Girl from Myanmar undergoes cardiac surgery in Israel

Eight-year-old Hannah had to be granted a special permit to fly to Israel for treatment because of civil war in Myanmar.

 Hannah with Morris Kahn. (photo credit: YOSSI ZELIGER)
Hannah with Morris Kahn.
(photo credit: YOSSI ZELIGER)

Hannah, an eight-year-old girl from Myanmar was successfully brought to Israel and underwent a life-saving heart operation this week through the Save a Child's Heart organization.

Hannah was born eight years ago with a life-threatening heart syndrome. Three years ago, at the age of five, she underwent cardiac surgery in Wolfson Medical Center that required her to return for another operation. This was made difficult, however, when a civil war broke out in Myanmar, and flights in and out of the country were stopped.

Save a Child's Heart conducted an operation to extract Hannah from Myanmar and bring her to Israel.

"The only people allowed out of Myanmar are diplomats and exceptional cases," explained Sarah Nevo, a representative from the organization. "We turned to the Israeli embassy in Myanmar and got a special permit for an extraction flight to Dubai for Hannah and her father.

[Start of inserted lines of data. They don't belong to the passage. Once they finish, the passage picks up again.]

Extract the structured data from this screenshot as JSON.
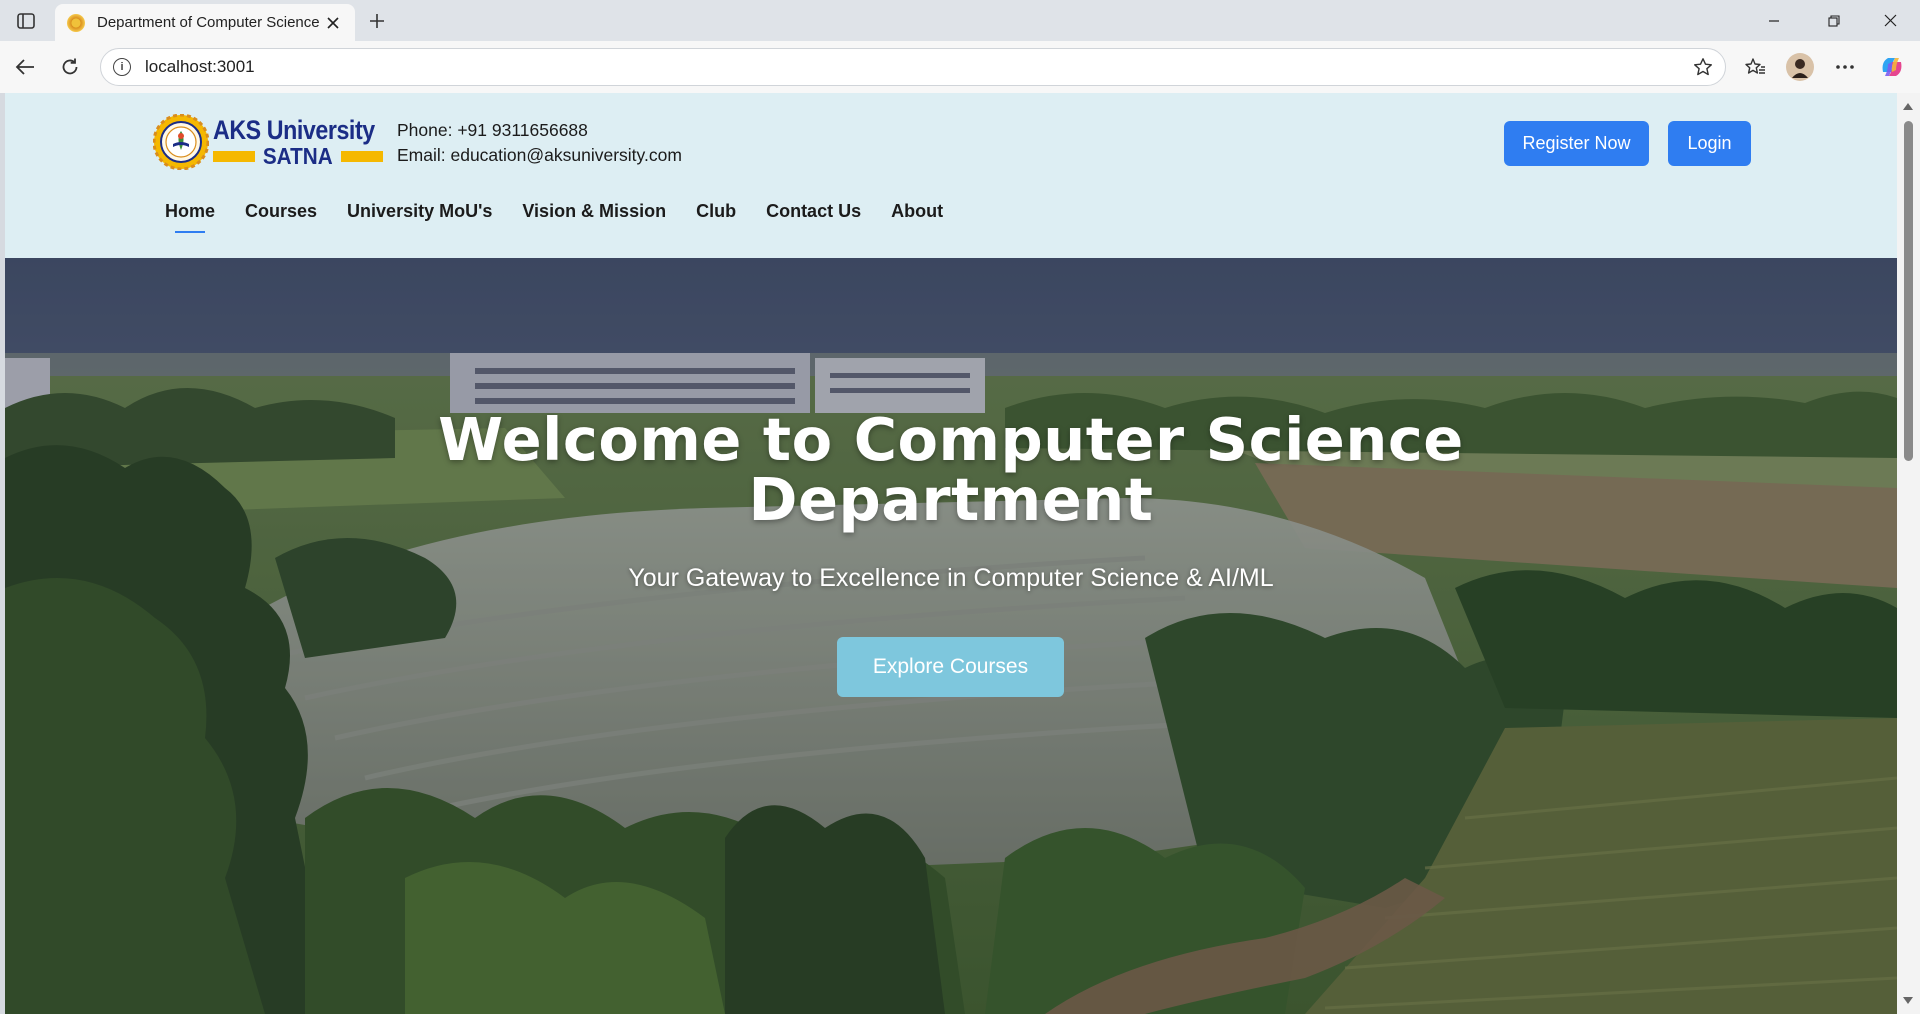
{
  "browser": {
    "tab_title": "Department of Computer Science",
    "url": "localhost:3001",
    "icons": [
      "sidebar-toggle-icon",
      "close-icon",
      "plus-icon",
      "minimize-icon",
      "restore-icon",
      "back-icon",
      "refresh-icon",
      "info-icon",
      "star-icon",
      "favorites-icon",
      "profile-icon",
      "more-icon",
      "copilot-icon"
    ]
  },
  "header": {
    "logo": {
      "line1": "AKS University",
      "line2": "SATNA"
    },
    "contact": {
      "phone": "Phone: +91 9311656688",
      "email": "Email: education@aksuniversity.com"
    },
    "register_label": "Register Now",
    "login_label": "Login"
  },
  "nav": {
    "items": [
      {
        "label": "Home",
        "active": true
      },
      {
        "label": "Courses"
      },
      {
        "label": "University MoU's"
      },
      {
        "label": "Vision & Mission"
      },
      {
        "label": "Club"
      },
      {
        "label": "Contact Us"
      },
      {
        "label": "About"
      }
    ]
  },
  "hero": {
    "title_line1": "Welcome to Computer Science",
    "title_line2": "Department",
    "subtitle": "Your Gateway to Excellence in Computer Science & AI/ML",
    "cta_label": "Explore Courses"
  },
  "colors": {
    "header_bg": "#ddeef3",
    "primary_button": "#2f7df1",
    "cta_button": "#7ec7dd",
    "logo_blue": "#1b2d86",
    "logo_yellow": "#f5b800"
  }
}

From there, they continued on to Israel."

Another obstacle arose on the night of the flight. Hannah's father phoned Nevo to tell her that he was being barred from boarding the flight because he didn't have COVID-19 insurance which was essential for entry to Dubai.

Executive Director of Save a Child's Heart Simon Fisher (credit: THE ABRAHAMIC BUSINESS CIRCLE)Executive Director of Save a Child's Heart Simon Fisher (credit: THE ABRAHAMIC BUSINESS CIRCLE)

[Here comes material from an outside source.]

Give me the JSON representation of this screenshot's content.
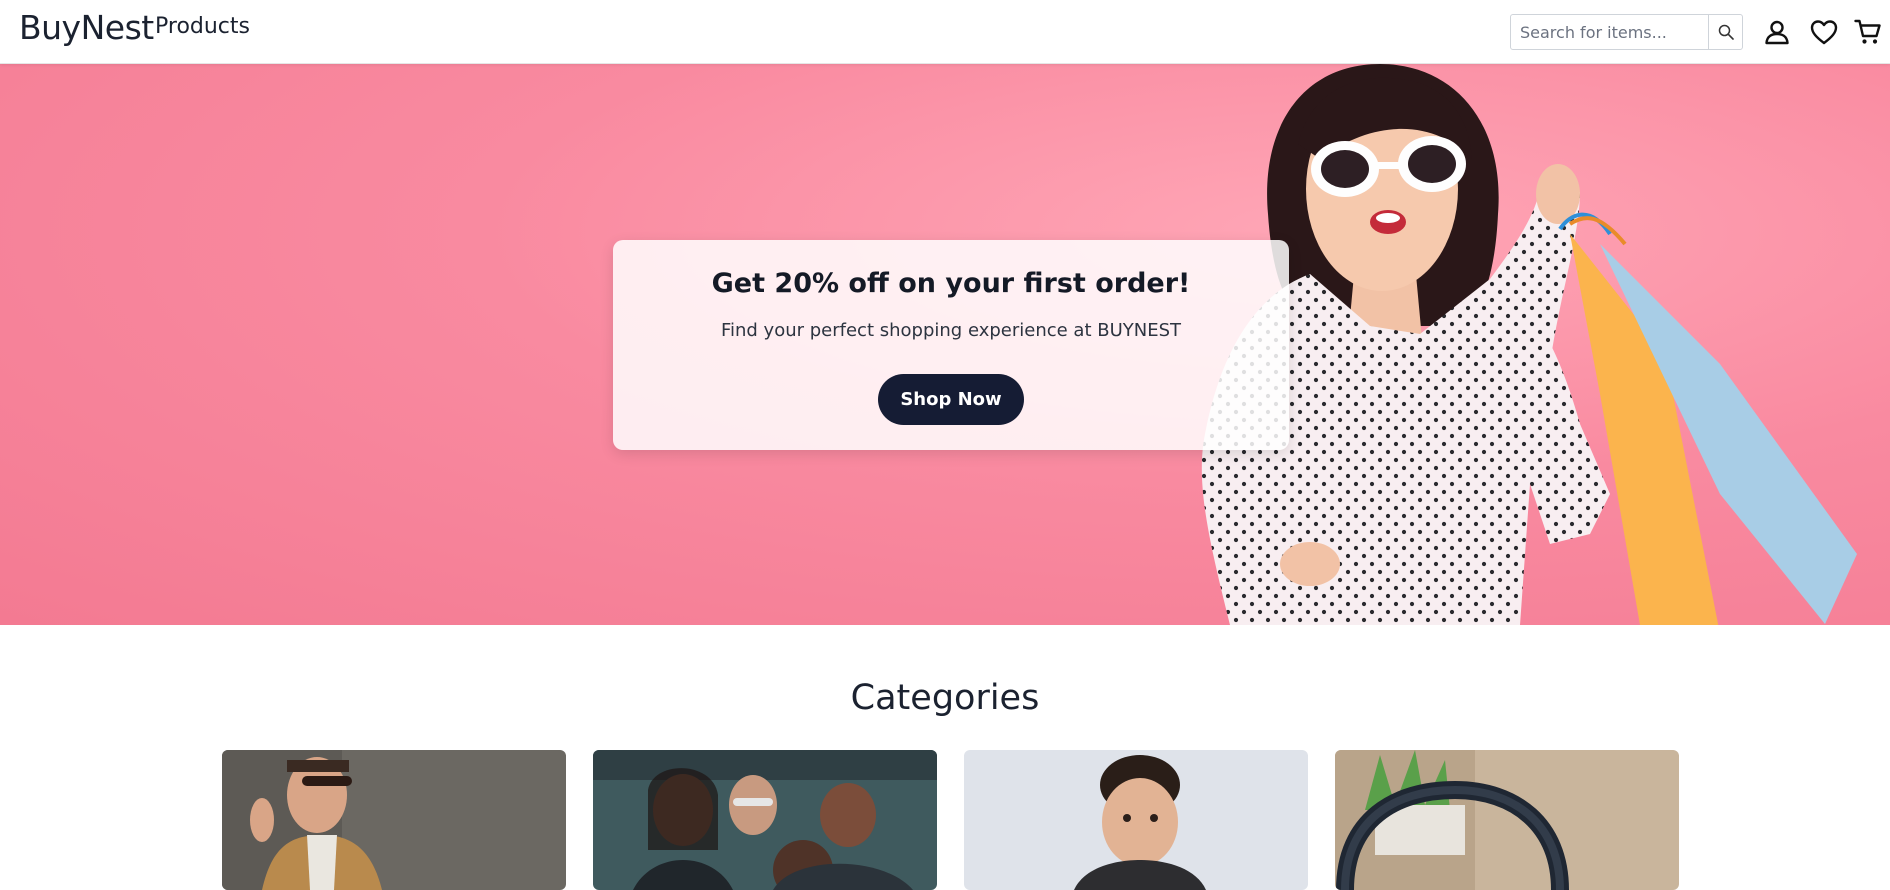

"We managed to sort it out in the middle of the night, and in the end the two boarded the plane and arrived in Israel," said Nevo.

From the airport, Hannah and her father were taken directly to the hospital where Dr. Lior Sasson and Dr. Hagai Dekel were waiting for them to begin preparations for the surgery which went well. 

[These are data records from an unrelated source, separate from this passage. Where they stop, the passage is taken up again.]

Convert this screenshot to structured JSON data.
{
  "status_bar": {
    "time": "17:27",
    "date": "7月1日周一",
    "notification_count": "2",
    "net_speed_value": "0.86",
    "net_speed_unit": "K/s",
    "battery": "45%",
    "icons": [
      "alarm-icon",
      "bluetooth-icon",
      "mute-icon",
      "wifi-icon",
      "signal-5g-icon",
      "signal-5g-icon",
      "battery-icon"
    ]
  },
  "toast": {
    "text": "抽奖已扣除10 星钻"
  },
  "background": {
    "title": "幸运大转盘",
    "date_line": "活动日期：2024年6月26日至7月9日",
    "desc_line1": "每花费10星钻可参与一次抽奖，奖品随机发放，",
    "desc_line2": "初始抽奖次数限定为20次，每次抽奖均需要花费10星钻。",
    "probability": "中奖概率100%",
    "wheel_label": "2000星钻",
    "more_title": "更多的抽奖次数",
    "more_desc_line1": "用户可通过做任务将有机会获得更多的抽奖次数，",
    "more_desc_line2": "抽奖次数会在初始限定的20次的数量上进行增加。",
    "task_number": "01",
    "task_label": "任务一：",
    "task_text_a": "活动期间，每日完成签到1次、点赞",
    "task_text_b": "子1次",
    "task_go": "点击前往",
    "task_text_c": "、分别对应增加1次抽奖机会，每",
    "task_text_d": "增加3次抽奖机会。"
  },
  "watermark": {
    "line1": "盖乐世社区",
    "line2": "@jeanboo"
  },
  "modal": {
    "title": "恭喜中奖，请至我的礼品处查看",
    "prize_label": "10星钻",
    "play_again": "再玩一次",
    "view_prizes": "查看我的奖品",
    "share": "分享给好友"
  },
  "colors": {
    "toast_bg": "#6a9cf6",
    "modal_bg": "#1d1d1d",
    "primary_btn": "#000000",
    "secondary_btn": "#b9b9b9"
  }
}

Hannah is currently recovering in a rehabilitation center in Holon.

"This is the second time we operated on Hannah, but this time, we didn't know until the last moment if she would make it to the operation," said Sasson. "We were so excited and happy to see her and the joy on her face. I've never seen a child so happy to arrive to a surgery. This is the reality of these children who need to cross continents to receive life-saving medical care."

Funding for the flight and the operation came from Morris Kahn who has taken a large part in the organization since it was founded.

"Hannah's story is emotional and touching," said Kahn. "After being treated in Israel a few years ago, she needed another treatment, and we immediately rose to the challenge in order to bring her to Israel and take care of her. Hannah's joy after the surgery said it all. It was my privilege and honor to take part in this operation and know that she's going back home healthy."